Uno degli ostaggi ferito durante l'irruzione della polizia viene trasportato in ospedale (foto AP)

Sydney, la polizia fa irruzione nel locale. Morti il sequestratore e due ostaggi

Redazione

Colpi d'arma da fuoco provenienti dal locale. Quattro i feriti. L'uomo, che per 16 ore ha tenuto in trappola 17 ostaggi, era un iraniano e si chiamava Man Haron Monis, già noto alla polizia. Una bandiera nera era stata issata in una cioccolateria del centro della città australiana. La comunità islamica condanna il gesto.

Alle 2 di notte (ora locale) gli uomini della polizia australiana hanno fatto irruzione nella cioccolateria Lindt nel centro di Sydney, a Martin Place, dove da 16 ore un uomo, un predicatore iraniano, ha trattentuo 17 persone come ostaggi.
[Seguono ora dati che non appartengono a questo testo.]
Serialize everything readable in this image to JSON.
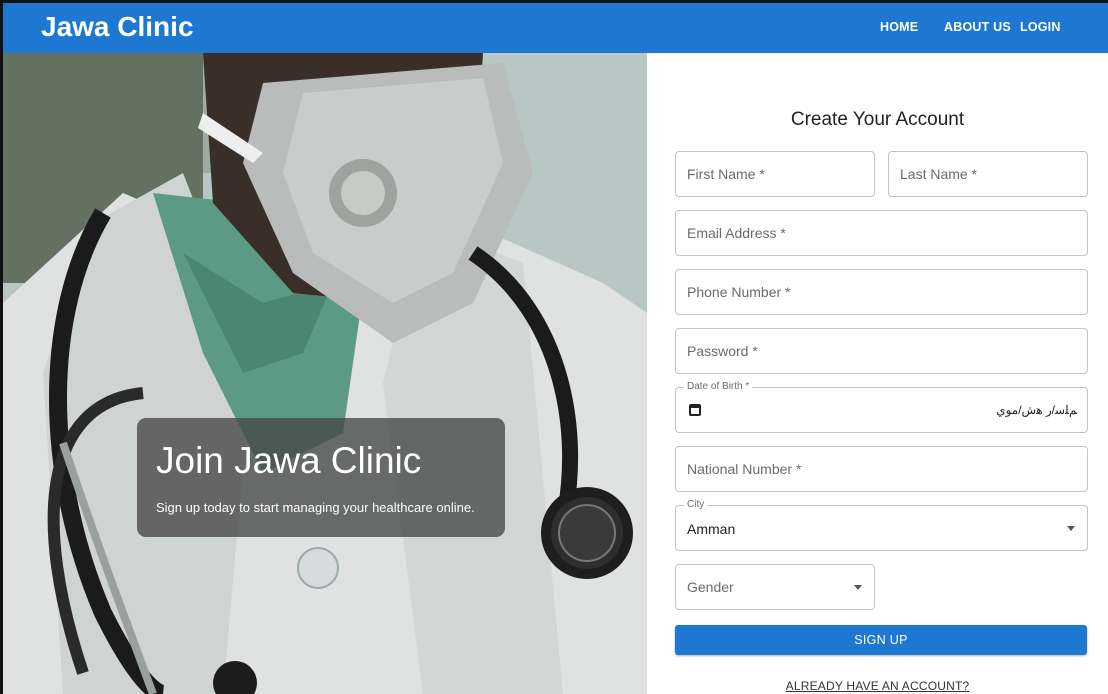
{
  "header": {
    "brand": "Jawa Clinic",
    "nav": {
      "home": "HOME",
      "about": "ABOUT US",
      "login": "LOGIN"
    }
  },
  "hero": {
    "title": "Join Jawa Clinic",
    "subtitle": "Sign up today to start managing your healthcare online."
  },
  "form": {
    "title": "Create Your Account",
    "first_name": "First Name *",
    "last_name": "Last Name *",
    "email": "Email Address *",
    "phone": "Phone Number *",
    "password": "Password *",
    "dob_label": "Date of Birth *",
    "dob_placeholder": "ﻢﻠﺳ/ﺭ ﻫﺵ/ﻣﻮﻱ",
    "national_number": "National Number *",
    "city_label": "City",
    "city_value": "Amman",
    "gender": "Gender",
    "submit": "SIGN UP",
    "login_link": "ALREADY HAVE AN ACCOUNT?"
  },
  "colors": {
    "primary": "#1e78d2",
    "overlay": "#464646"
  }
}
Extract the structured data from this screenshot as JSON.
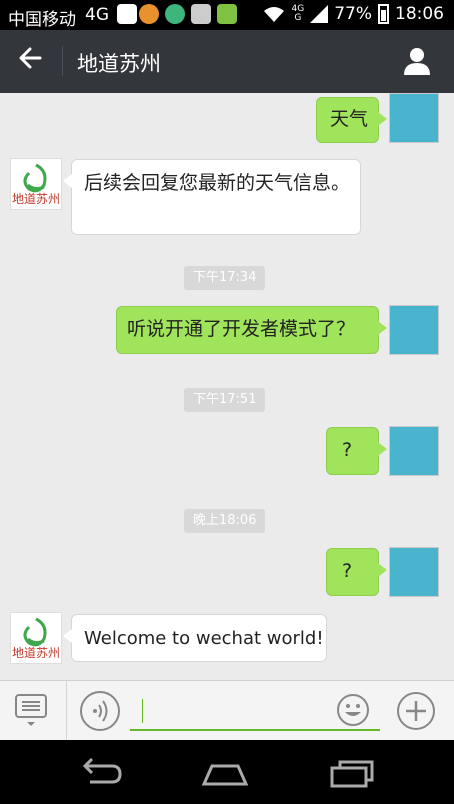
{
  "status_bar": {
    "carrier": "中国移动",
    "network": "4G",
    "signal_label_top": "4G",
    "signal_label_bottom": "G",
    "battery": "77%",
    "time": "18:06"
  },
  "app_bar": {
    "title": "地道苏州"
  },
  "official_account": {
    "logo_text": "地道苏州"
  },
  "messages": [
    {
      "type": "outgoing",
      "text": "天气"
    },
    {
      "type": "incoming",
      "text": "后续会回复您最新的天气信息。"
    },
    {
      "type": "timestamp",
      "text": "下午17:34"
    },
    {
      "type": "outgoing",
      "text": "听说开通了开发者模式了？"
    },
    {
      "type": "timestamp",
      "text": "下午17:51"
    },
    {
      "type": "outgoing",
      "text": "?"
    },
    {
      "type": "timestamp",
      "text": "晚上18:06"
    },
    {
      "type": "outgoing",
      "text": "?"
    },
    {
      "type": "incoming",
      "text": "Welcome to wechat world!"
    }
  ],
  "input_bar": {
    "text_value": "",
    "icons": [
      "menu-list-icon",
      "voice-icon",
      "emoji-icon",
      "plus-icon"
    ]
  },
  "nav_bar": {
    "icons": [
      "back-icon",
      "home-icon",
      "recents-icon"
    ]
  },
  "colors": {
    "app_bar": "#33363b",
    "chat_bg": "#ebebeb",
    "outgoing_bubble": "#9fe45b",
    "incoming_bubble": "#ffffff",
    "avatar": "#4ab3cd",
    "accent_green": "#66b82a"
  }
}
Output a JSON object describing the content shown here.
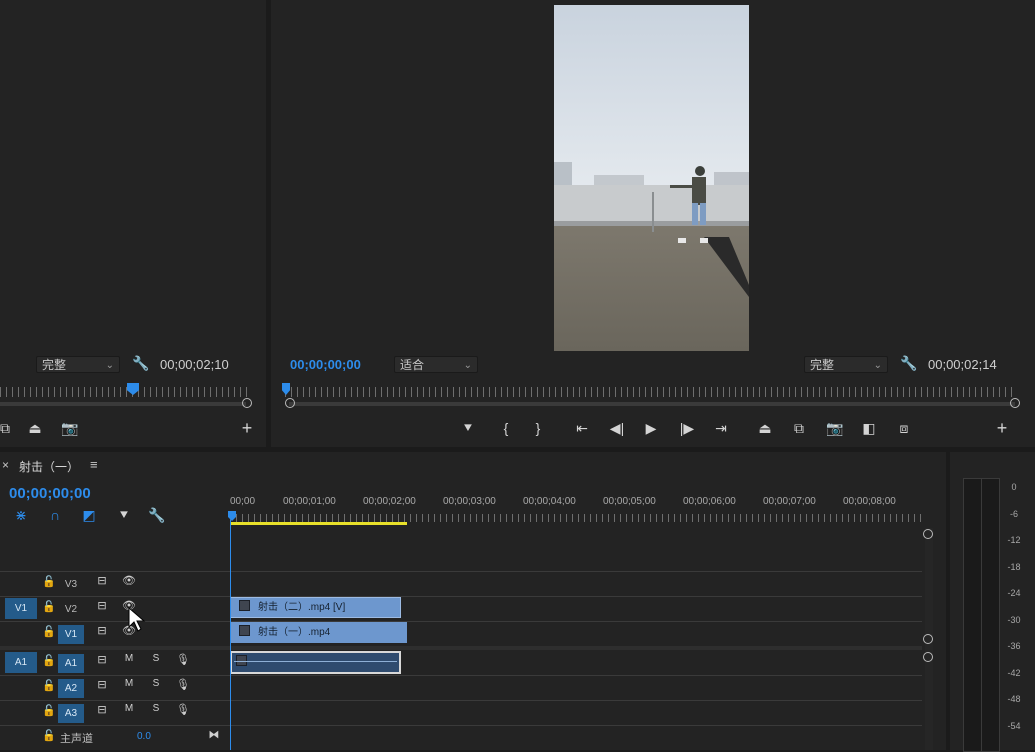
{
  "source_monitor": {
    "quality": "完整",
    "timecode": "00;00;02;10"
  },
  "program_monitor": {
    "playhead_timecode": "00;00;00;00",
    "zoom": "适合",
    "quality": "完整",
    "duration_timecode": "00;00;02;14"
  },
  "timeline": {
    "sequence_name": "射击（一）",
    "playhead_timecode": "00;00;00;00",
    "ruler_labels": [
      "00;00",
      "00;00;01;00",
      "00;00;02;00",
      "00;00;03;00",
      "00;00;04;00",
      "00;00;05;00",
      "00;00;06;00",
      "00;00;07;00",
      "00;00;08;00"
    ],
    "tracks": {
      "v3": "V3",
      "v2": "V2",
      "v1": "V1",
      "a1": "A1",
      "a2": "A2",
      "a3": "A3",
      "source_v": "V1",
      "source_a": "A1",
      "mute": "M",
      "solo": "S",
      "master_label": "主声道",
      "master_value": "0.0"
    },
    "clips": {
      "v2_clip": "射击（二）.mp4 [V]",
      "v1_clip": "射击（一）.mp4"
    }
  },
  "audio_meter": {
    "labels": [
      "0",
      "-6",
      "-12",
      "-18",
      "-24",
      "-30",
      "-36",
      "-42",
      "-48",
      "-54"
    ]
  },
  "colors": {
    "accent": "#2d8ceb",
    "track_active": "#245b8a",
    "clip": "#6d97ce",
    "audio_clip": "#2f4b6e",
    "work_area": "#e8e02a"
  }
}
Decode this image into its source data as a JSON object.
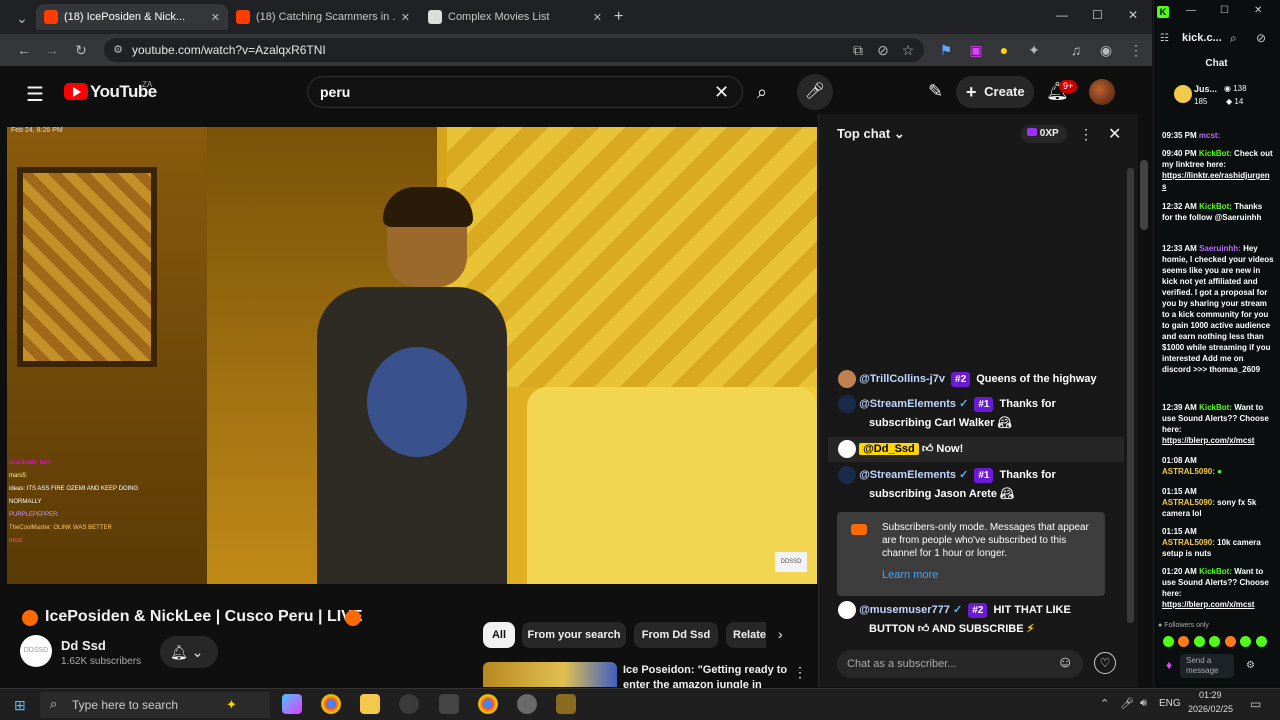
{
  "browser": {
    "tabs": [
      {
        "label": "(18) IcePosiden & Nick..."
      },
      {
        "label": "(18) Catching Scammers in ..."
      },
      {
        "label": "Complex Movies List"
      }
    ],
    "url": "youtube.com/watch?v=AzalqxR6TNI"
  },
  "youtube": {
    "logo": "YouTube",
    "region": "ZA",
    "search_value": "peru",
    "create_label": "Create",
    "notif_count": "9+",
    "video_title": "IcePosiden & NickLee | Cusco Peru | LIVE",
    "channel_name": "Dd Ssd",
    "subscribers": "1.62K subscribers",
    "chips": [
      "All",
      "From your search",
      "From Dd Ssd",
      "Relate"
    ],
    "up_next_title_1": "Ice Poseidon: \"Getting ready to",
    "up_next_title_2": "enter the amazon jungle in",
    "overlay_tag": "DDSSD"
  },
  "chat": {
    "header": "Top chat",
    "xp": "0XP",
    "messages": [
      {
        "author": "@TrillCollins-j7v",
        "badge": "#2",
        "text": "Queens of the highway"
      },
      {
        "author": "@StreamElements",
        "badge": "#1",
        "text": "Thanks for",
        "text2": "subscribing Carl Walker"
      },
      {
        "author": "@Dd_Ssd",
        "text": "Now!"
      },
      {
        "author": "@StreamElements",
        "badge": "#1",
        "text": "Thanks for",
        "text2": "subscribing Jason Arete"
      },
      {
        "author": "@musemuser777",
        "badge": "#2",
        "text": "HIT THAT LIKE",
        "text2": "BUTTON",
        "text3": "AND SUBSCRIBE"
      }
    ],
    "notice": "Subscribers-only mode. Messages that appear are from people who've subscribed to this channel for 1 hour or longer.",
    "learn_more": "Learn more",
    "input_placeholder": "Chat as a subscriber..."
  },
  "kick": {
    "tab_title": "kick.c...",
    "chat_label": "Chat",
    "user_label": "Jus...",
    "stat_1": "138",
    "stat_2": "185",
    "stat_3": "14",
    "messages": [
      {
        "time": "09:35 PM",
        "user": "mcst:",
        "text": ""
      },
      {
        "time": "09:40 PM",
        "user": "KickBot:",
        "text": "Check out my linktree here:",
        "link": "https://linktr.ee/rashidjurgen s"
      },
      {
        "time": "12:32 AM",
        "user": "KickBot:",
        "text": "Thanks for the follow @Saeruinhh"
      },
      {
        "time": "12:33 AM",
        "user": "Saeruinhh:",
        "text": "Hey homie, I checked your videos seems like you are new in kick not yet affiliated and verified. I got a proposal for you by sharing your stream to a kick community for you to gain 1000 active audience and earn nothing less than $1000 while streaming if you interested Add me on discord >>> thomas_2609"
      },
      {
        "time": "12:39 AM",
        "user": "KickBot:",
        "text": "Want to use Sound Alerts?? Choose here:",
        "link": "https://blerp.com/x/mcst"
      },
      {
        "time": "01:08 AM",
        "user": "ASTRAL5090:",
        "text": ""
      },
      {
        "time": "01:15 AM",
        "user": "ASTRAL5090:",
        "text": "sony fx 5k camera lol"
      },
      {
        "time": "01:15 AM",
        "user": "ASTRAL5090:",
        "text": "10k camera setup is nuts"
      },
      {
        "time": "01:20 AM",
        "user": "KickBot:",
        "text": "Want to use Sound Alerts?? Choose here:",
        "link": "https://blerp.com/x/mcst"
      }
    ],
    "followers_only": "Followers only",
    "send_placeholder": "Send a message"
  },
  "taskbar": {
    "search_placeholder": "Type here to search",
    "lang": "ENG",
    "time": "01:29",
    "date": "2026/02/25"
  },
  "colors": {
    "youtube_red": "#ff0000",
    "kick_green": "#53fc18",
    "member_purple": "#6a1bd3"
  }
}
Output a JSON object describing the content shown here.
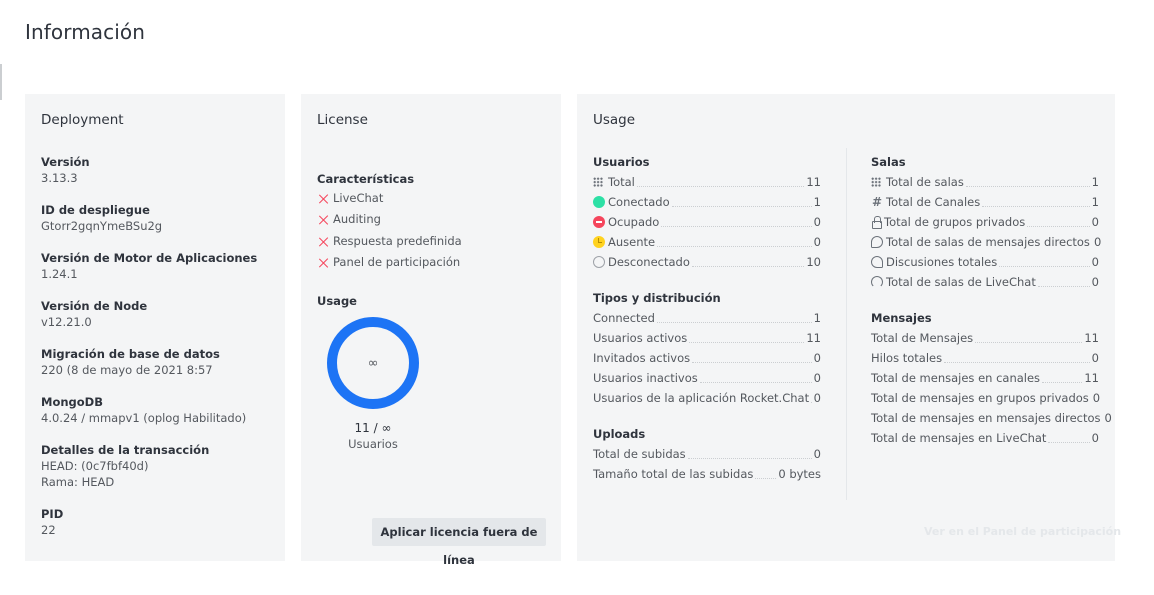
{
  "page": {
    "title": "Información"
  },
  "deployment": {
    "title": "Deployment",
    "fields": [
      {
        "label": "Versión",
        "value": "3.13.3"
      },
      {
        "label": "ID de despliegue",
        "value": "Gtorr2gqnYmeBSu2g"
      },
      {
        "label": "Versión de Motor de Aplicaciones",
        "value": "1.24.1"
      },
      {
        "label": "Versión de Node",
        "value": "v12.21.0"
      },
      {
        "label": "Migración de base de datos",
        "value": "220 (8 de mayo de 2021 8:57"
      },
      {
        "label": "MongoDB",
        "value": "4.0.24 / mmapv1 (oplog Habilitado)"
      },
      {
        "label": "Detalles de la transacción",
        "value": "HEAD: (0c7fbf40d)",
        "value2": "Rama: HEAD"
      },
      {
        "label": "PID",
        "value": "22"
      }
    ]
  },
  "license": {
    "title": "License",
    "features_title": "Características",
    "features": [
      "LiveChat",
      "Auditing",
      "Respuesta predefinida",
      "Panel de participación"
    ],
    "usage_title": "Usage",
    "donut_center": "∞",
    "usage_count": "11 / ∞",
    "usage_label": "Usuarios",
    "offline_button": "Aplicar licencia fuera de línea",
    "colors": {
      "donut": "#1d74f5",
      "feature_icon": "#f5455c"
    }
  },
  "usage": {
    "title": "Usage",
    "users": {
      "title": "Usuarios",
      "rows": [
        {
          "icon": "grid-icon",
          "label": "Total",
          "value": "11"
        },
        {
          "icon": "online-status-icon",
          "label": "Conectado",
          "value": "1"
        },
        {
          "icon": "busy-status-icon",
          "label": "Ocupado",
          "value": "0"
        },
        {
          "icon": "away-status-icon",
          "label": "Ausente",
          "value": "0"
        },
        {
          "icon": "offline-status-icon",
          "label": "Desconectado",
          "value": "10"
        }
      ]
    },
    "types": {
      "title": "Tipos y distribución",
      "rows": [
        {
          "label": "Connected",
          "value": "1"
        },
        {
          "label": "Usuarios activos",
          "value": "11"
        },
        {
          "label": "Invitados activos",
          "value": "0"
        },
        {
          "label": "Usuarios inactivos",
          "value": "0"
        },
        {
          "label": "Usuarios de la aplicación Rocket.Chat",
          "value": "0"
        }
      ]
    },
    "uploads": {
      "title": "Uploads",
      "rows": [
        {
          "label": "Total de subidas",
          "value": "0"
        },
        {
          "label": "Tamaño total de las subidas",
          "value": "0 bytes"
        }
      ]
    },
    "rooms": {
      "title": "Salas",
      "rows": [
        {
          "icon": "grid-icon",
          "label": "Total de salas",
          "value": "1"
        },
        {
          "icon": "hashtag-icon",
          "label": "Total de Canales",
          "value": "1"
        },
        {
          "icon": "lock-icon",
          "label": "Total de grupos privados",
          "value": "0"
        },
        {
          "icon": "chat-bubble-icon",
          "label": "Total de salas de mensajes directos",
          "value": "0"
        },
        {
          "icon": "discussion-icon",
          "label": "Discusiones totales",
          "value": "0"
        },
        {
          "icon": "headset-icon",
          "label": "Total de salas de LiveChat",
          "value": "0"
        }
      ]
    },
    "messages": {
      "title": "Mensajes",
      "rows": [
        {
          "label": "Total de Mensajes",
          "value": "11"
        },
        {
          "label": "Hilos totales",
          "value": "0"
        },
        {
          "label": "Total de mensajes en canales",
          "value": "11"
        },
        {
          "label": "Total de mensajes en grupos privados",
          "value": "0"
        },
        {
          "label": "Total de mensajes en mensajes directos",
          "value": "0"
        },
        {
          "label": "Total de mensajes en LiveChat",
          "value": "0"
        }
      ]
    },
    "engagement_link": "Ver en el Panel de participación"
  }
}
L'attacco è terminato e le autorità hanno confermato l'uccisione del sequestratore e di due ostaggi (un uomo di 34 anni e una donna di 38) mentre tra le persone liberate quattro sarebbero rimaste ferite in seguito all'intenso scambio di colpi d'arma da fuoco provenienti dal locale. L'uomo che ha occupato il locale era un rifugiato iraniano di nome Man Haron Monis, un predicatore cinquantenne conosciuto anche col nome di "Sheikh Haron", già conosciuto dalle autorità australiane per essere accusato di oltre 40 casi di abusi sessuali, accusato dell'omicidio dell'ex moglie e per aver inviato lettere minatorie ai parenti dei militari australiani uccisi nelle missioni all'estero.

 

Sydney è rimasta bloccata per oltre 16 ore con molti edifici pubblici sono stati evacuati per precauzione dalla polizia che era armata e pronta a intervenire, disposta fuori dalla cioccolateria Lindt del centro dove il terrorista era entrato armato. Nella vetrina era stata issata una bandiera nera, con scritte in arabo - la Shahada, l'atto di fede dei musulmani, un vessillo diffuso tra i militanti dello Stato islamico e di al Qaeda.

 

Una foto di sheik Man Haron, l'uomo che ha attaccato il locale nel centro di Sydney

 

"Posso confermare che c'è un solo uomo armato nell'edificio che detiene un numero imprecisato di ostaggi", aveva dichiarato in giornata il capo della polizia dello stato del Nuovo Galles del sud, Andrew Scipione. Il capo della polizia non ha voluto commentare le indiscrezioni trapelate dai social media locali che avevano parlato di alcune richieste precise per liberare gli ostaggi: secondo un conduttore radiofonico che aveva ricevuto la chiamata dall'attentatore ma che aveva rifiutato di mandare la telefonata in diretta, l'estremista voleva incontrare il premier Tony Abbott.

 

 

Cinque persone, tra cui il proprietario del bar, erano riusciti a scappare dalla porta posteriore del locale mettendosi in salvo. Il premier australiano Tony Abbott ha riferito che l'uomo potrebbe essere stato spinto da "motivi politici" mentre Antony Scipione, capo della polizia del dipartimento del Nuovo Galles del sud, ha chiarito che le motivazioni del gesto restano poco chiare. Adam Dolnik, professore dell'università di Wollongong impegnato anche nella formazione delle unità anti-terrorismo australiane, ha ipotizzato che l'uomo potrebbe essere un "lupo solitario" o qualcuno affetto da "disturbi mentali" plagiato dalla propaganda dell'estremismo islamico.

 

Gli ostaggi sono costretti a esporre una bandiera islamica sulla vetrina del locale

 

Il gesto dell'attentatore è stato duramente criticato dalla comunità islamica di Sydney. "Il Gran Mufti - si legge in un comunicato dell'autorità religiosa Ibrahim Abu Mohamed - e il Consiglio nazionale degli imam condannano questo atto criminale in modo chiaro e ribadiscono che questo genere di azioni è condannato dall'islam, nello specifico e in generale".